The public will discover “Madame Courage”, the film by Merzak Allouache, screened as preview at the International Festival of African Cinema in Verona last November. In this film, Allouache shows how the right ravaged the Algerian youth mired in unemployment and disillusionment.
Le film raconte l’histoire de Adlan, un terroriste qui passe sa vie à faire des petits trafics pour gagner un peu d’argent qui lui permettra d’aller le weekend tuer son ter en regardant le match de football du Mouloudia club d’Alger.
In the documentary series, the Geneva public will discover for the first time “Racont’Arts” by Yazid Arab. Founded in 2004, this team of women and men crisscross each summer the Kabyle villages to tell stories, singing and dancing. Regarding the short films, it was the film by Karim Sayad “Babor Casanova” that was chosen. The film tells the story of Adlan, a terrorist who spends his life doing small trades to earn some money that will allow him to go during the weekend to kill while watching the football game featuring the club Mouloudia of Algiers .
Debates and round tables on terrorism and Syria
Other countries are also present and featured strongly with many films some of which have hit the headlines. Like the Moroccan feature film “Much loved” by Nabil Ayouch that tells the daily life of Moroccan prostitutes in Marrakech. The lead actress was beaten and disfigured in the street in Casablanca by Islamists because she dared to show a subject of taboo society.
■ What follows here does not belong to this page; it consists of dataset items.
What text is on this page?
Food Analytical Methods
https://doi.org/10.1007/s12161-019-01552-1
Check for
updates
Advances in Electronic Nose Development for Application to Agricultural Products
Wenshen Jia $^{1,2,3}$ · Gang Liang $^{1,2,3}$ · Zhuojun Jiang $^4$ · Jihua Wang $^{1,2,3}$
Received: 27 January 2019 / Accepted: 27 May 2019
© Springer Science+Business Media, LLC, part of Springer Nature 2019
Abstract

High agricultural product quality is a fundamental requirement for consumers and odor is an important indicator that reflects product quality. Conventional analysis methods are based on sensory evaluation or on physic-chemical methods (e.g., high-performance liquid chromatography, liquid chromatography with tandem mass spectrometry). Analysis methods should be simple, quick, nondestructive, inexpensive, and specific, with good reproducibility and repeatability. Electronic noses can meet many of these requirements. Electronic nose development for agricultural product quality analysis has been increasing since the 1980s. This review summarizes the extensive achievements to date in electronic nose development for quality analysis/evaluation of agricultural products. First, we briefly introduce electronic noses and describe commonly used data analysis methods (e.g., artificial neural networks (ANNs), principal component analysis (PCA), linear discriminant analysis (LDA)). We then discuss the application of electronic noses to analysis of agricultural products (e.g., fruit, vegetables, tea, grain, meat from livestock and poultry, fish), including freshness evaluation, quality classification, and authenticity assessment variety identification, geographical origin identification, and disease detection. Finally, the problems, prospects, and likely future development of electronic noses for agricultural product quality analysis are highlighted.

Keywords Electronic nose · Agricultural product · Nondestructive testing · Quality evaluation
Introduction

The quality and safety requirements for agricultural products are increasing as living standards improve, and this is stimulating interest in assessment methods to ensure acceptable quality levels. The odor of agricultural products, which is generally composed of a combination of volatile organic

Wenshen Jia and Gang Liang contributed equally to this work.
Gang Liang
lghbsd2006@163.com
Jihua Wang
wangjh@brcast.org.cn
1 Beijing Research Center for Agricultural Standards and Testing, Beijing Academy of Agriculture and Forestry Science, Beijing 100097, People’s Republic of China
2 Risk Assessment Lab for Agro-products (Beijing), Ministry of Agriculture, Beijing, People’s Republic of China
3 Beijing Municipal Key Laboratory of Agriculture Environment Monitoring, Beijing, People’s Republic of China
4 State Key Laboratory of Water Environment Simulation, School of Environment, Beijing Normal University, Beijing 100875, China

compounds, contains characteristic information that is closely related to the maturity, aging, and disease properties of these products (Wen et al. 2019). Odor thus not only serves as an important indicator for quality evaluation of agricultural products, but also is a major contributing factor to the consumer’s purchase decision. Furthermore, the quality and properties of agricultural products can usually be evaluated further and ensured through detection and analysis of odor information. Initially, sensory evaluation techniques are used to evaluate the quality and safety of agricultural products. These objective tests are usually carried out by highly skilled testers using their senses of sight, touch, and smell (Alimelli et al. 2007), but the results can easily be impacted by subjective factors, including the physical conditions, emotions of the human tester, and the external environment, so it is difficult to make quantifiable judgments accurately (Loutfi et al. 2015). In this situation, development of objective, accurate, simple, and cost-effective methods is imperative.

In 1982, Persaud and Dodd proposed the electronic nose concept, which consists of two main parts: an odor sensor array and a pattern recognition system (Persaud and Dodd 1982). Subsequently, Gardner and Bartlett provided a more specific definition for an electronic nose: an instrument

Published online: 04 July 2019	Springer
The 11th festival of Geneva has planned a range of films, from classic to most evocative. Debates will also be held throughout the week of the festival. And to stick to the burning issue of the Arab world, many round tables will be organized on topics such as Islamism, jihadism and Salafism, or the war of girls in Kurdistan, not to mention the Syrian conflict that caused the death of over 200,000 people.
While Switzerland folds increasingly on itself and creates barriers to its borders, Oriental Film Festival unexpectedly brings a breath of fresh air to all those who believe in the transversality of cultures and destinies.